St. Anne’s has that rare trick of looking both precise and improbable... as if someone sketched a prayer in brick and then somehow persuaded it to stand up for more than five centuries. This church rose here around fourteen ninety-five to fifteen hundred, when Alexander Jagiellon, King of Poland and Grand Duke of Lithuania, backed the construction of the present building. Remarkably, the exterior you’re seeing has changed very little since then. In a city that has been burned, rebuilt, renamed, argued over, and prayed through, that is no small achievement.
The first church here had been wooden, built for Anna, Grand Duchess of Lithuania, the first wife of Vytautas the Great. Fire destroyed it in fourteen nineteen. After that, things became a little murky in the most Vilnius way possible: sixteenth-century Vilnius may have had two or even three churches dedicated to St. Anne, including one inside the castle walls. So later writers argued for centuries over which Anne was which, who founded what, and who actually designed this one. Historians do love a tidy answer... Vilnius does not always provide one.
Before I go on, take a moment and study the facade. Let your eyes climb the repeated brick patterns, the pointed arches, the narrow vertical lines that pull everything upward. The rhythm is so intricate that the whole front seems to tremble, almost like movement frozen in place. If you want a closer look at those patterns, there’s a good detail shot on your screen.

Architects call this Brick Gothic, and here it turns flamboyant - meaning more ornate, more playful, more daring than the stern Gothic you might expect. The builders used thirty-three different kinds of clay bricks, framing Gothic arches inside rectangular shapes so the front feels both symmetrical and alive. Lithuanian art historian Vladas Drėma even saw echoes here of the Columns of Gediminas, one of Lithuania’s old dynastic symbols. So this facade is not just decorative; it quietly speaks the language of power as well as faith.

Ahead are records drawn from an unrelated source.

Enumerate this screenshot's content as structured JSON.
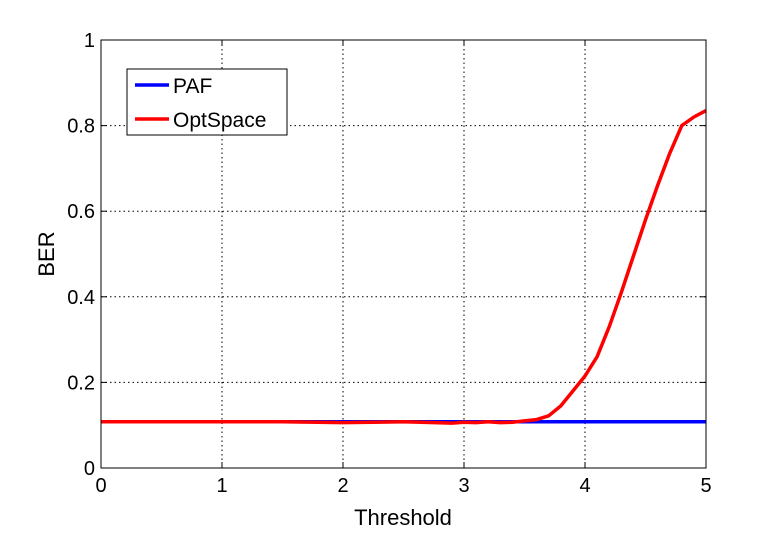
{
  "chart_data": {
    "type": "line",
    "title": "",
    "xlabel": "Threshold",
    "ylabel": "BER",
    "xlim": [
      0,
      5
    ],
    "ylim": [
      0,
      1
    ],
    "xticks": [
      0,
      1,
      2,
      3,
      4,
      5
    ],
    "yticks": [
      0,
      0.2,
      0.4,
      0.6,
      0.8,
      1
    ],
    "xtick_labels": [
      "0",
      "1",
      "2",
      "3",
      "4",
      "5"
    ],
    "ytick_labels": [
      "0",
      "0.2",
      "0.4",
      "0.6",
      "0.8",
      "1"
    ],
    "grid": true,
    "grid_style": "dotted",
    "legend_position": "top-left",
    "series": [
      {
        "name": "PAF",
        "color": "#0000ff",
        "x": [
          0,
          0.5,
          1,
          1.5,
          2,
          2.5,
          3,
          3.5,
          4,
          4.5,
          5
        ],
        "y": [
          0.108,
          0.108,
          0.108,
          0.108,
          0.108,
          0.108,
          0.108,
          0.108,
          0.108,
          0.108,
          0.108
        ]
      },
      {
        "name": "OptSpace",
        "color": "#ff0000",
        "x": [
          0,
          0.5,
          1,
          1.5,
          2,
          2.5,
          2.9,
          3.0,
          3.1,
          3.2,
          3.3,
          3.4,
          3.5,
          3.6,
          3.7,
          3.8,
          3.9,
          4.0,
          4.1,
          4.2,
          4.3,
          4.4,
          4.5,
          4.6,
          4.7,
          4.8,
          4.9,
          5.0
        ],
        "y": [
          0.108,
          0.108,
          0.108,
          0.108,
          0.106,
          0.108,
          0.105,
          0.107,
          0.106,
          0.108,
          0.106,
          0.107,
          0.11,
          0.113,
          0.122,
          0.145,
          0.18,
          0.215,
          0.26,
          0.33,
          0.41,
          0.495,
          0.58,
          0.66,
          0.735,
          0.8,
          0.82,
          0.835
        ]
      }
    ]
  }
}
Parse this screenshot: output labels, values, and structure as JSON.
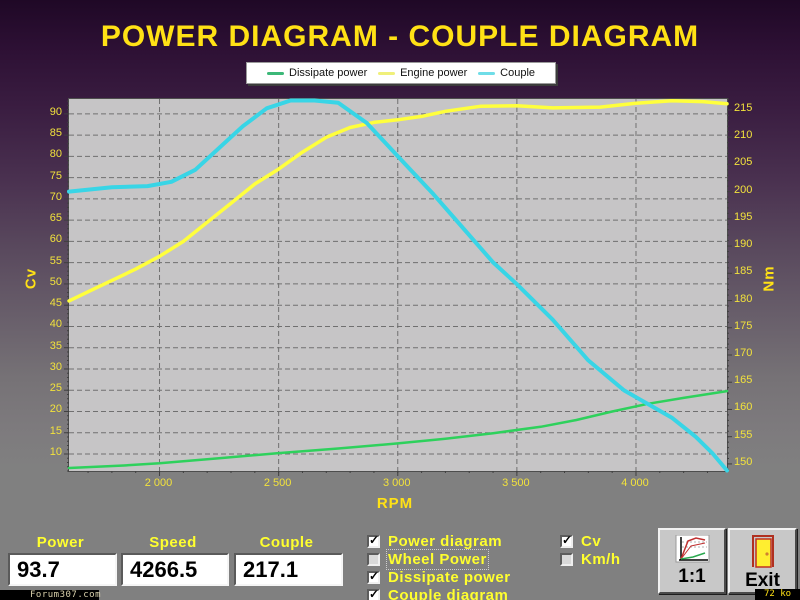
{
  "title": "POWER DIAGRAM - COUPLE DIAGRAM",
  "legend": {
    "items": [
      {
        "label": "Dissipate power",
        "color": "#3cb878"
      },
      {
        "label": "Engine power",
        "color": "#f0f07a"
      },
      {
        "label": "Couple",
        "color": "#6fdde8"
      }
    ]
  },
  "chart_data": {
    "type": "line",
    "xlabel": "RPM",
    "ylabel_left": "Cv",
    "ylabel_right": "Nm",
    "grid": true,
    "xlim": [
      1620,
      4382
    ],
    "left_ylim": [
      6.0,
      93.5
    ],
    "right_ylim": [
      148.7,
      217.0
    ],
    "x_ticks": [
      2000,
      2500,
      3000,
      3500,
      4000
    ],
    "x_tick_labels": [
      "2 000",
      "2 500",
      "3 000",
      "3 500",
      "4 000"
    ],
    "left_ticks": [
      90,
      85,
      80,
      75,
      70,
      65,
      60,
      55,
      50,
      45,
      40,
      35,
      30,
      25,
      20,
      15,
      10
    ],
    "right_ticks": [
      215,
      210,
      205,
      200,
      195,
      190,
      185,
      180,
      175,
      170,
      165,
      160,
      155,
      150
    ],
    "series": [
      {
        "name": "Dissipate power",
        "axis": "left",
        "color": "#2ed15c",
        "width": 2.5,
        "points": [
          [
            1620,
            6.7
          ],
          [
            1850,
            7.3
          ],
          [
            2000,
            7.8
          ],
          [
            2250,
            9.0
          ],
          [
            2500,
            10.2
          ],
          [
            2750,
            11.3
          ],
          [
            3000,
            12.5
          ],
          [
            3200,
            13.6
          ],
          [
            3400,
            14.9
          ],
          [
            3600,
            16.4
          ],
          [
            3750,
            18.0
          ],
          [
            3900,
            20.0
          ],
          [
            4050,
            21.8
          ],
          [
            4200,
            23.2
          ],
          [
            4382,
            24.8
          ]
        ]
      },
      {
        "name": "Engine power",
        "axis": "left",
        "color": "#ffff3c",
        "width": 3.5,
        "points": [
          [
            1620,
            46.0
          ],
          [
            1750,
            49.5
          ],
          [
            1900,
            53.5
          ],
          [
            2000,
            56.5
          ],
          [
            2100,
            60.0
          ],
          [
            2200,
            64.5
          ],
          [
            2300,
            69.0
          ],
          [
            2400,
            73.5
          ],
          [
            2500,
            77.0
          ],
          [
            2600,
            81.0
          ],
          [
            2700,
            84.5
          ],
          [
            2800,
            86.8
          ],
          [
            2900,
            88.0
          ],
          [
            3000,
            88.6
          ],
          [
            3100,
            89.4
          ],
          [
            3200,
            90.6
          ],
          [
            3350,
            91.8
          ],
          [
            3500,
            91.9
          ],
          [
            3650,
            91.4
          ],
          [
            3850,
            91.6
          ],
          [
            4000,
            92.5
          ],
          [
            4150,
            93.1
          ],
          [
            4280,
            92.9
          ],
          [
            4382,
            92.4
          ]
        ]
      },
      {
        "name": "Couple",
        "axis": "right",
        "color": "#38d5e6",
        "width": 4,
        "points": [
          [
            1620,
            200.0
          ],
          [
            1800,
            200.8
          ],
          [
            1950,
            201.0
          ],
          [
            2050,
            201.8
          ],
          [
            2150,
            204.0
          ],
          [
            2250,
            208.0
          ],
          [
            2350,
            212.0
          ],
          [
            2450,
            215.3
          ],
          [
            2550,
            216.9
          ],
          [
            2650,
            217.1
          ],
          [
            2750,
            216.3
          ],
          [
            2870,
            212.6
          ],
          [
            3000,
            206.5
          ],
          [
            3150,
            199.5
          ],
          [
            3250,
            194.5
          ],
          [
            3400,
            187.0
          ],
          [
            3500,
            183.0
          ],
          [
            3650,
            176.5
          ],
          [
            3800,
            169.0
          ],
          [
            3950,
            163.5
          ],
          [
            4050,
            161.0
          ],
          [
            4150,
            158.5
          ],
          [
            4250,
            155.0
          ],
          [
            4320,
            152.0
          ],
          [
            4382,
            148.8
          ]
        ]
      }
    ]
  },
  "readouts": [
    {
      "label": "Power",
      "value": "93.7"
    },
    {
      "label": "Speed",
      "value": "4266.5"
    },
    {
      "label": "Couple",
      "value": "217.1"
    }
  ],
  "checkboxes_left": [
    {
      "label": "Power diagram",
      "checked": true,
      "focused": false
    },
    {
      "label": "Wheel Power",
      "checked": false,
      "focused": true
    },
    {
      "label": "Dissipate power",
      "checked": true,
      "focused": false
    },
    {
      "label": "Couple diagram",
      "checked": true,
      "focused": false
    }
  ],
  "checkboxes_right": [
    {
      "label": "Cv",
      "checked": true,
      "focused": false
    },
    {
      "label": "Km/h",
      "checked": false,
      "focused": false
    }
  ],
  "buttons": [
    {
      "label": "1:1",
      "icon": "scale-chart-icon"
    },
    {
      "label": "Exit",
      "icon": "door-icon"
    }
  ],
  "footer": {
    "left": "Forum307.com",
    "right": "72 ko"
  }
}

And then there is Napoleon. Legend says that when he saw St. Anne’s in eighteen twelve, he wished he could carry it back to Paris in the palm of his hand. Lovely line... probably polished later by writer Adam Honory Kirkor. The less romantic truth is that Napoleon’s retreating soldiers used the church as a warehouse and burned its wooden furnishings, damaging the stone altars. So no, he did not pocket it like a souvenir. The church stayed, scarred but standing, which feels more impressive anyway.
If you’re curious, the before-and-after image in the app shows how the churchyard and its surroundings changed while the facade kept calmly stealing the show.
That persistence mattered later too. During Soviet occupation, when many Catholic churches fell silent, St. Anne’s remained open. And in nineteen eighty-seven, near this church and the Adam Mickiewicz monument, protesters with the Lithuanian Liberty League publicly demanded the withdrawal of Soviet troops and the return of independence. Even here, beauty did not retire from history; it kept its place in the argument.
Now we head toward Vilnius Cathedral, about an eight-minute walk away, where the city’s sacred heart and ceremonial center come fully into view. If you want to come back inside St. Anne’s later, it generally opens from four to seven P-M on weekdays and from nine A-M to five P-M on weekends.